Indépendamment des effets préventifs connus de la consommation de café sur le développement de certains cancers, l’association inverse entre café et cancer est retrouvée au niveau de l’incidence du cancer tous-sites et de la mortalité induite.

L’effet préventif de la consommation de café au niveau de certains organes était connu. Cette étude s’est intéressée aux conséquences du café sur l’incidence du cancer tous sites et la mortalité sur un échantillon de 39 685 hommes et 43 124 femmes âgés de 49-70 ans à leur entrée dans l’étude.

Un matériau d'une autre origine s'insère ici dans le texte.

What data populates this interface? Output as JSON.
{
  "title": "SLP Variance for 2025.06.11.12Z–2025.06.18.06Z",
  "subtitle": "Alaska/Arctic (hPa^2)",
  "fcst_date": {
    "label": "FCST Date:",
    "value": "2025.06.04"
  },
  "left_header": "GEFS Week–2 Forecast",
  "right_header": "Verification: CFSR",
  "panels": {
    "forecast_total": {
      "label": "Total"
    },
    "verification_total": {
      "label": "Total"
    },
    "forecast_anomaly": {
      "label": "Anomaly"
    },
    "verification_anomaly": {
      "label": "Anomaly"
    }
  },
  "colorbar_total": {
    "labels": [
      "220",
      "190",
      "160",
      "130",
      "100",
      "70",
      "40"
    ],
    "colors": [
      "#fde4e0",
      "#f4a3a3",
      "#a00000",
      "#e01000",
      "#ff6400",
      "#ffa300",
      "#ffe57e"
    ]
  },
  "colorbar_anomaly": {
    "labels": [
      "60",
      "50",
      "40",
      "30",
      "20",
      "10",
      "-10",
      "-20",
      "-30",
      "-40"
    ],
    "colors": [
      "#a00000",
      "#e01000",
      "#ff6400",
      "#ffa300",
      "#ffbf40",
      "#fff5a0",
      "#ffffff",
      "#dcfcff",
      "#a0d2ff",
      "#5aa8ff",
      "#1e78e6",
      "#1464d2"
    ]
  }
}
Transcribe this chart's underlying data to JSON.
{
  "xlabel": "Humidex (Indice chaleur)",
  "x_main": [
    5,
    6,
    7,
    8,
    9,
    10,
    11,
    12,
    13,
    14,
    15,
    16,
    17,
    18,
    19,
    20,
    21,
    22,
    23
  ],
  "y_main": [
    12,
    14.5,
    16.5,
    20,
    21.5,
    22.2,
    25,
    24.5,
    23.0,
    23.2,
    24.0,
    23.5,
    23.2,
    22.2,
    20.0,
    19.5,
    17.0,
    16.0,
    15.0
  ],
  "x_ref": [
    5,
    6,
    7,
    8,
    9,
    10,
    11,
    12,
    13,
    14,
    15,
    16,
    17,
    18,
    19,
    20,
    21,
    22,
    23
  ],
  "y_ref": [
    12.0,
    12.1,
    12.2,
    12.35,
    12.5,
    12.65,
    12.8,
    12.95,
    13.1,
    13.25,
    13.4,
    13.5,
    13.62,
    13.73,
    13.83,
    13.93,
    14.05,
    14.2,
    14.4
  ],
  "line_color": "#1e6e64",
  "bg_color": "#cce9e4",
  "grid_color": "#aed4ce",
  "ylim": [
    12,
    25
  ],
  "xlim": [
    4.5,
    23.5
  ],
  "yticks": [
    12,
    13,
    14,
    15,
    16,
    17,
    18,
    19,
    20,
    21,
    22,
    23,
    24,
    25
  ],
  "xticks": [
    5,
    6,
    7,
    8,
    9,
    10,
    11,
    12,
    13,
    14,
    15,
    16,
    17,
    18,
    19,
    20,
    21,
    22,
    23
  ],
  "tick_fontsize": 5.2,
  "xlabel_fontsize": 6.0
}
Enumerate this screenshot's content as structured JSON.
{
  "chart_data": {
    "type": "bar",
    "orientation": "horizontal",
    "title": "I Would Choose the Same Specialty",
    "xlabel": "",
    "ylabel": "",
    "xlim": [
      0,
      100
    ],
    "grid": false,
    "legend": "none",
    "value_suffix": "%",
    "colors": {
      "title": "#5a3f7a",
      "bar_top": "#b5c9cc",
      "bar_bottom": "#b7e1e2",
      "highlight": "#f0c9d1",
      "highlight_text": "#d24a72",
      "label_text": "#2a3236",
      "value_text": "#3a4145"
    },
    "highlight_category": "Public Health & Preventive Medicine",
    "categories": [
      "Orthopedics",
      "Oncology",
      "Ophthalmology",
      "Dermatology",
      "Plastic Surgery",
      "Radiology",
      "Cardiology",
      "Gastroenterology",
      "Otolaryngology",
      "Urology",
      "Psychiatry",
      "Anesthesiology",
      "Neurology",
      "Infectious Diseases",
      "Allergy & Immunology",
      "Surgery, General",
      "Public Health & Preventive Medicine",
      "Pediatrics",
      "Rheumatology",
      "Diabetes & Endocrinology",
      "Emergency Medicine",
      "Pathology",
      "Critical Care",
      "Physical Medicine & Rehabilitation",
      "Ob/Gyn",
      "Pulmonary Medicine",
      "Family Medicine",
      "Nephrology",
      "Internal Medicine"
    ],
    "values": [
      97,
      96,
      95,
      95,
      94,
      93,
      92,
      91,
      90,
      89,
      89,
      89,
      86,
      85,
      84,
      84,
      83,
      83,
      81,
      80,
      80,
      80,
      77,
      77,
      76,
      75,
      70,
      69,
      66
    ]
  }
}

Au cours du suivi, un total de 4 244 hommes et 2 601 femmes ont développé un cancer à différents sites. Un total de 3 021 hommes et 1 635 femmes sont morts du cancer à différents sites.

L’étude a mis en évidence une relation inverse entre la fréquence de consommation de café (de 0 à plus de 5 tasses/jour) et l’incidence du cancer tous-sites aussi bien chez les femmes que chez les hommes. Chez les consommateurs de plus de 5 tasses de café/jour comparés aux non-consommateurs, le risque relatif était de 0,74 (IC 95 % : 0,62-0,88) chez les hommes 0,76 (IC 95 % : 0,58-1,02) chez les femmes. La consommation de café était aussi inversement associée à la mortalité par cancer tous-sites.

 

Pour en savoir plus

  • Sado J, Kitamura T, Kitamura Y et al. Three-Prefecture Cohort Study Group. Association between coffee consumption and all-sites cancer incidence and mortality. Cancer Sci 2017 ; 108 : 2079-87. doi: 10.1111/cas.13328.